Hum, reminds me about "drömmare" (dreamer) from the song "Gyllene Tider - Tuffa Tider (för en drömmare)". I should not mix them up. But for the mnemonic: judges are not dreamers. :)
My mnemonic is to think the spanish word "domar" that means "to tame" and thats exactly a judge doing in a court. Maybe this helps.
Coincidentally, in Russian there is a verb Думать (dumat')...so judge=thinker? :P
It's more than a coincidence! Дума (Duma) -- the name of the Russian parliament -- comes from a Proto-Slavic word duma, meaning "thought, care, consideration", hence "counsel, council", which comes in turn from Proto-Germanic domaz: the ancestor of English doom, deem and Swedish döma and domare.
Article is not used before an occupation, but it is used when there is an adjective modifying it:
My father is a cook = Min pappa är kock
My father is a good cook = Min pappa är en bra kock
Thanks to Arnauti for pointing a typo in my post, already fixed.
Why can one not translate this to my father is judge.
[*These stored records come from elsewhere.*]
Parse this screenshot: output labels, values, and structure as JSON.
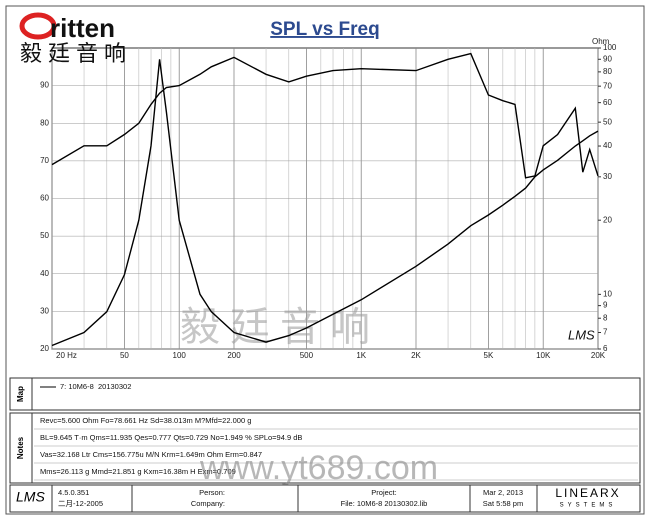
{
  "logo": {
    "brand": "ritten",
    "chinese": "毅廷音响"
  },
  "watermark": {
    "chinese": "毅廷音响",
    "url": "www.yt689.com"
  },
  "chart_data": {
    "type": "line",
    "title": "SPL vs Freq",
    "y2_label": "Ohm",
    "plot_logo": "LMS",
    "xscale": "log",
    "y2scale": "log",
    "grid": true,
    "x": [
      20,
      30,
      40,
      50,
      60,
      70,
      78,
      85,
      100,
      130,
      150,
      200,
      300,
      400,
      500,
      700,
      1000,
      2000,
      3000,
      4000,
      5000,
      6000,
      7000,
      8000,
      9000,
      10000,
      12000,
      15000,
      16500,
      18000,
      20000
    ],
    "series": [
      {
        "color": "#000000",
        "values": [
          69,
          74,
          74,
          77,
          80,
          85,
          88,
          89.5,
          90,
          93,
          95,
          97.5,
          93,
          91,
          92.5,
          94,
          94.5,
          94,
          97,
          98.5,
          87.5,
          86,
          85,
          65.5,
          66,
          74,
          77,
          84,
          67,
          73,
          66
        ]
      },
      {
        "color": "#000000",
        "axis": "y2",
        "values": [
          6.2,
          7,
          8.5,
          12,
          20,
          40,
          90,
          55,
          20,
          10,
          8.5,
          7,
          6.4,
          6.8,
          7.3,
          8.3,
          9.5,
          13,
          16,
          19,
          21,
          23,
          25,
          27,
          30,
          32,
          35,
          40,
          42,
          44,
          46
        ]
      }
    ],
    "xlim": [
      20,
      20000
    ],
    "xticks": [
      {
        "value": 20,
        "label": "20 Hz"
      },
      50,
      100,
      200,
      500,
      {
        "value": 1000,
        "label": "1K"
      },
      {
        "value": 2000,
        "label": "2K"
      },
      {
        "value": 5000,
        "label": "5K"
      },
      {
        "value": 10000,
        "label": "10K"
      },
      {
        "value": 20000,
        "label": "20K"
      }
    ],
    "x_minor_grid": [
      30,
      40,
      60,
      70,
      80,
      90,
      300,
      400,
      600,
      700,
      800,
      900,
      3000,
      4000,
      6000,
      7000,
      8000,
      9000
    ],
    "ylim": [
      20,
      100
    ],
    "yticks": [
      20,
      30,
      40,
      50,
      60,
      70,
      80,
      90
    ],
    "y2lim": [
      6,
      100
    ],
    "y2ticks": [
      6,
      7,
      8,
      9,
      10,
      20,
      30,
      40,
      50,
      60,
      70,
      80,
      90,
      100
    ]
  },
  "map": {
    "label": "Map",
    "entry": "7: 10M6-8",
    "date": "20130302"
  },
  "notes": {
    "label": "Notes",
    "lines": [
      "Revc=5.600 Ohm  Fo=78.661 Hz  Sd=38.013m M?Mfd=22.000 g",
      "BL=9.645 T·m  Qms=11.935  Qes=0.777  Qts=0.729  No=1.949 %  SPLo=94.9 dB",
      "Vas=32.168 Ltr  Cms=156.775u M/N  Krm=1.649m Ohm  Erm=0.847",
      "Mms=26.113 g  Mmd=21.851 g  Kxm=16.38m H  Exm=0.709"
    ]
  },
  "footer": {
    "logo": "LMS",
    "version": "4.5.0.351",
    "build_date": "二月-12-2005",
    "person": "Person:",
    "company": "Company:",
    "project": "Project:",
    "file": "File: 10M6-8 20130302.lib",
    "date": "Mar 2, 2013",
    "time": "Sat  5:58 pm",
    "brand": "LINEARX",
    "brand_sub": "SYSTEMS"
  }
}
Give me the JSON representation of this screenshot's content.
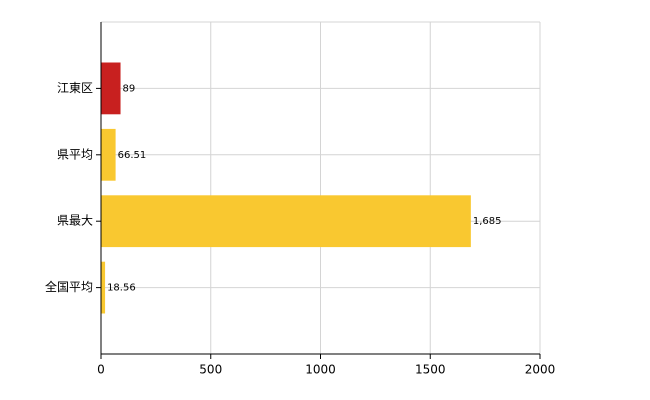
{
  "chart_data": {
    "type": "barh",
    "categories": [
      "江東区",
      "県平均",
      "県最大",
      "全国平均"
    ],
    "values": [
      89,
      66.51,
      1685,
      18.56
    ],
    "value_labels": [
      "89",
      "66.51",
      "1,685",
      "18.56"
    ],
    "colors": [
      "#c8201f",
      "#f9c830",
      "#f9c830",
      "#f9c830"
    ],
    "xlim": [
      0,
      2000
    ],
    "xticks": [
      0,
      500,
      1000,
      1500,
      2000
    ],
    "grid": true
  }
}
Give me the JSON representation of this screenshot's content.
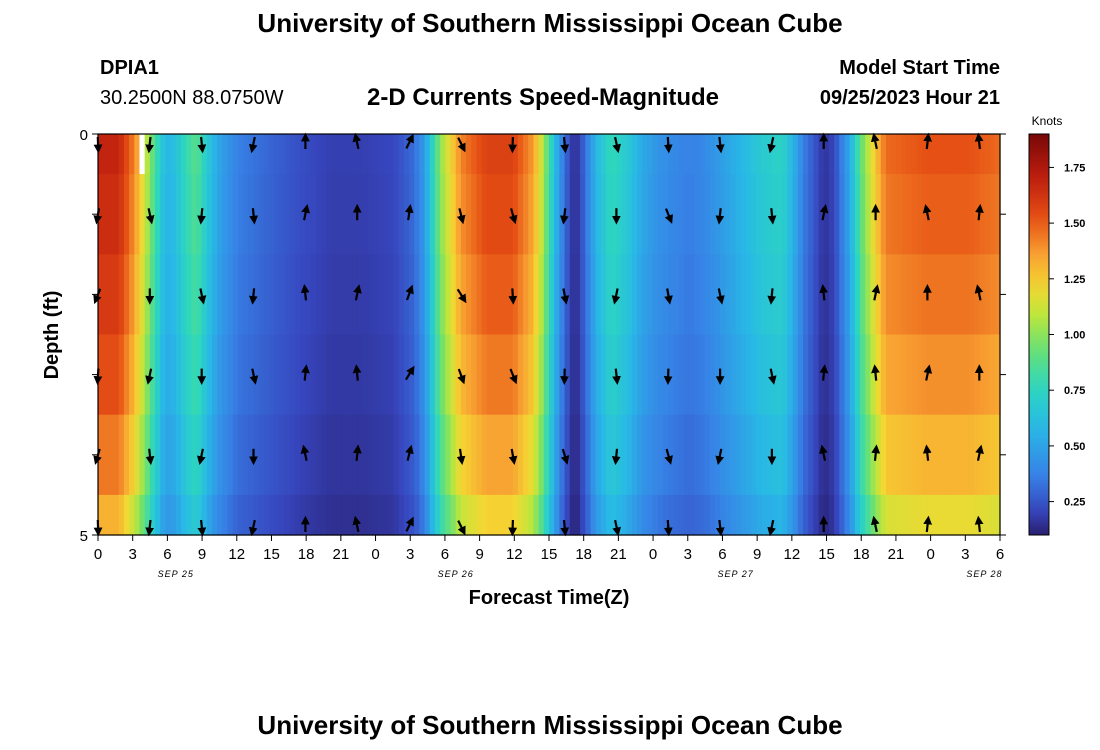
{
  "header": {
    "title": "University of Southern Mississippi Ocean Cube",
    "station_id": "DPIA1",
    "coordinates": "30.2500N  88.0750W",
    "plot_title": "2-D Currents Speed-Magnitude",
    "model_start_label": "Model Start Time",
    "model_start_value": "09/25/2023 Hour 21"
  },
  "footer": {
    "title": "University of Southern Mississippi Ocean Cube"
  },
  "colors": {
    "arrow": "#000000",
    "frame": "#000000"
  },
  "chart_data": {
    "type": "heatmap",
    "title": "2-D Currents Speed-Magnitude",
    "xlabel": "Forecast Time(Z)",
    "ylabel": "Depth (ft)",
    "ylim": [
      0,
      5
    ],
    "y_tick_labels": [
      "0",
      "5"
    ],
    "x_tick_labels": [
      "0",
      "3",
      "6",
      "9",
      "12",
      "15",
      "18",
      "21",
      "0",
      "3",
      "6",
      "9",
      "12",
      "15",
      "18",
      "21",
      "0",
      "3",
      "6",
      "9",
      "12",
      "15",
      "18",
      "21",
      "0",
      "3",
      "6"
    ],
    "date_labels": [
      "SEP 25",
      "SEP 26",
      "SEP 27",
      "SEP 28"
    ],
    "date_label_hours": [
      15,
      69,
      123,
      171
    ],
    "x_range_hours": [
      0,
      174
    ],
    "colorbar": {
      "unit": "Knots",
      "range": [
        0.1,
        1.9
      ],
      "ticks": [
        "0.25",
        "0.50",
        "0.75",
        "1.00",
        "1.25",
        "1.50",
        "1.75"
      ]
    },
    "speed_profile_hours": [
      0,
      4,
      7,
      9,
      11,
      13,
      15,
      17,
      19,
      21,
      23,
      25,
      27,
      33,
      39,
      45,
      51,
      57,
      61,
      63,
      66,
      70,
      75,
      80,
      84,
      86,
      88,
      90,
      92,
      94,
      96,
      99,
      102,
      105,
      108,
      111,
      114,
      117,
      120,
      124,
      128,
      132,
      134,
      136,
      138,
      140,
      142,
      145,
      147,
      150,
      152,
      160,
      168,
      174
    ],
    "speed_profile_knots": [
      1.6,
      1.6,
      1.35,
      1.1,
      0.8,
      0.55,
      0.6,
      0.75,
      0.85,
      0.65,
      0.5,
      0.42,
      0.35,
      0.28,
      0.22,
      0.18,
      0.18,
      0.2,
      0.3,
      0.45,
      0.95,
      1.35,
      1.5,
      1.5,
      1.3,
      1.0,
      0.6,
      0.3,
      0.12,
      0.3,
      0.55,
      0.75,
      0.65,
      0.5,
      0.42,
      0.38,
      0.35,
      0.38,
      0.45,
      0.55,
      0.65,
      0.7,
      0.55,
      0.35,
      0.25,
      0.15,
      0.2,
      0.5,
      0.85,
      1.2,
      1.4,
      1.45,
      1.45,
      1.4
    ],
    "depth_rows_ft": [
      0,
      1,
      2,
      3,
      4,
      5
    ],
    "depth_row_factor": [
      1.05,
      1.03,
      1.0,
      0.96,
      0.9,
      0.82
    ],
    "missing_cell": {
      "hour": 8,
      "depth_ft": 0
    },
    "arrow_hours": [
      0,
      10,
      20,
      30,
      40,
      50,
      60,
      70,
      80,
      90,
      100,
      110,
      120,
      130,
      140,
      150,
      160,
      170
    ],
    "arrow_depths_ft": [
      0,
      1,
      2,
      3,
      4,
      5
    ],
    "arrow_direction_deg_by_column": [
      190,
      180,
      180,
      180,
      0,
      0,
      20,
      160,
      170,
      175,
      180,
      170,
      180,
      180,
      0,
      0,
      0,
      0
    ]
  }
}
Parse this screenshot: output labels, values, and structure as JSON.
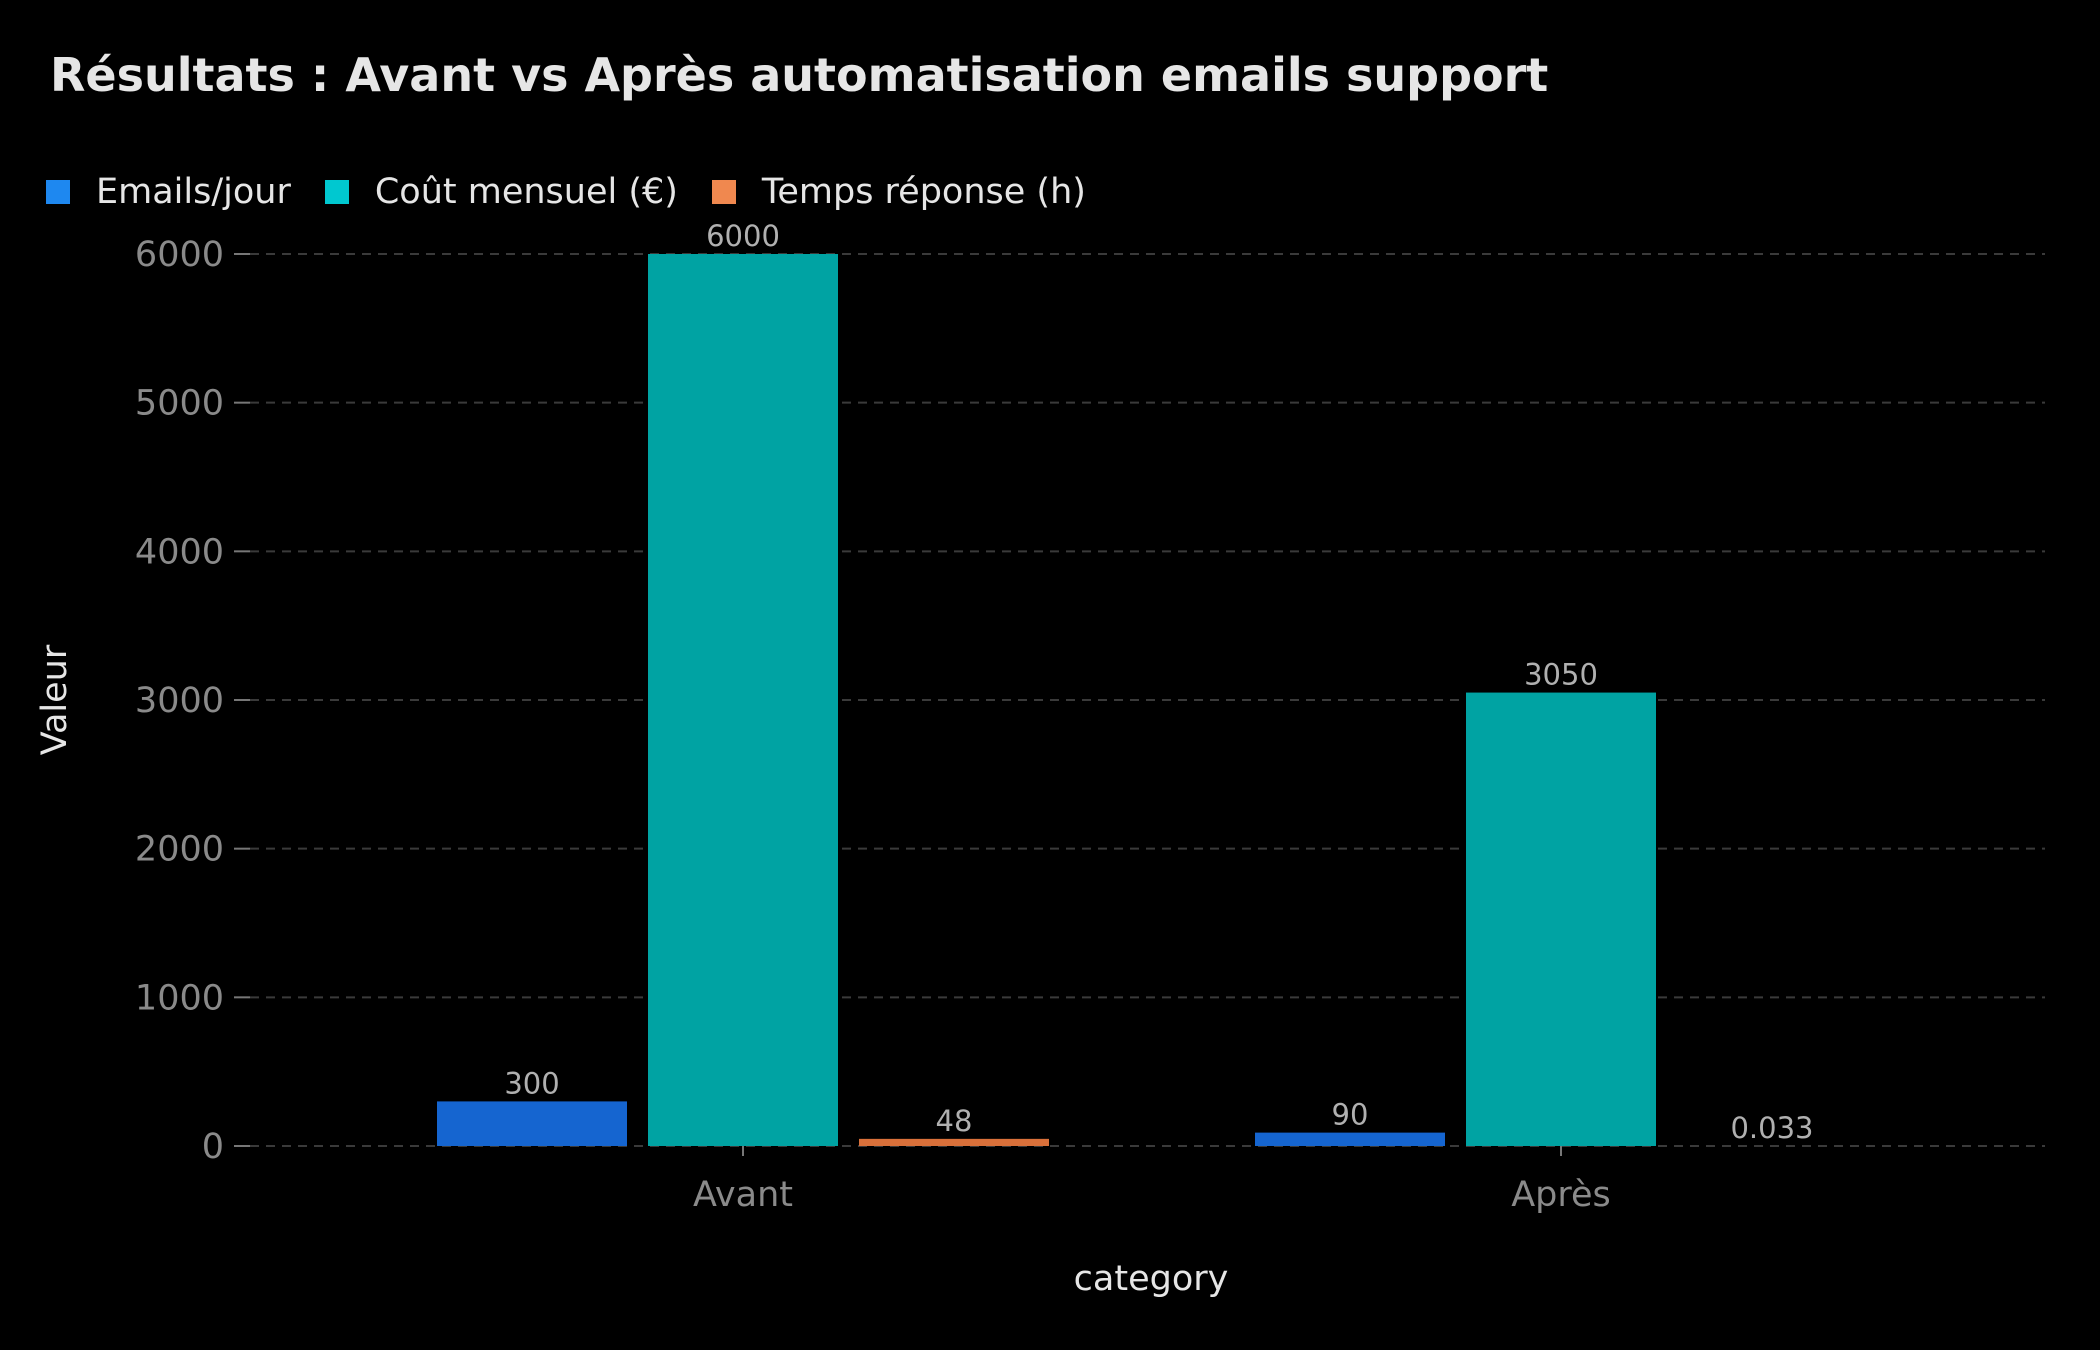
{
  "chart_data": {
    "type": "bar",
    "title": "Résultats : Avant vs Après automatisation emails support",
    "xlabel": "category",
    "ylabel": "Valeur",
    "categories": [
      "Avant",
      "Après"
    ],
    "series": [
      {
        "name": "Emails/jour",
        "values": [
          300,
          90
        ],
        "color": "#1565d0",
        "legend_color": "#1e88f0",
        "labels": [
          "300",
          "90"
        ]
      },
      {
        "name": "Coût mensuel (€)",
        "values": [
          6000,
          3050
        ],
        "color": "#00a3a3",
        "legend_color": "#00c8d0",
        "labels": [
          "6000",
          "3050"
        ]
      },
      {
        "name": "Temps réponse (h)",
        "values": [
          48,
          0.033
        ],
        "color": "#d9703a",
        "legend_color": "#f0884f",
        "labels": [
          "48",
          "0.033"
        ]
      }
    ],
    "yticks": [
      "0",
      "1000",
      "2000",
      "3000",
      "4000",
      "5000",
      "6000"
    ],
    "ylim": [
      0,
      6000
    ],
    "grid": "horizontal dashed",
    "legend_position": "top-left",
    "background": "#000000"
  }
}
In english an artie is not needed for talking about a specific case or example E.G. he is the cook or she's the presenter
In a past lesson, I got a similar sentence, which had to be translated to: he is a judge by profession. Without the last two words, it was incorrect. Why is this one not 'by profession'?
I can't find a sentence like that in the course. The closest one is Mitt yrke är domare, translated into I am a judge by profession. But in that one, the word yrke 'profession' is in the Swedish sentence, too. (Actually an even better way of saying it would be Jag är domare till yrket).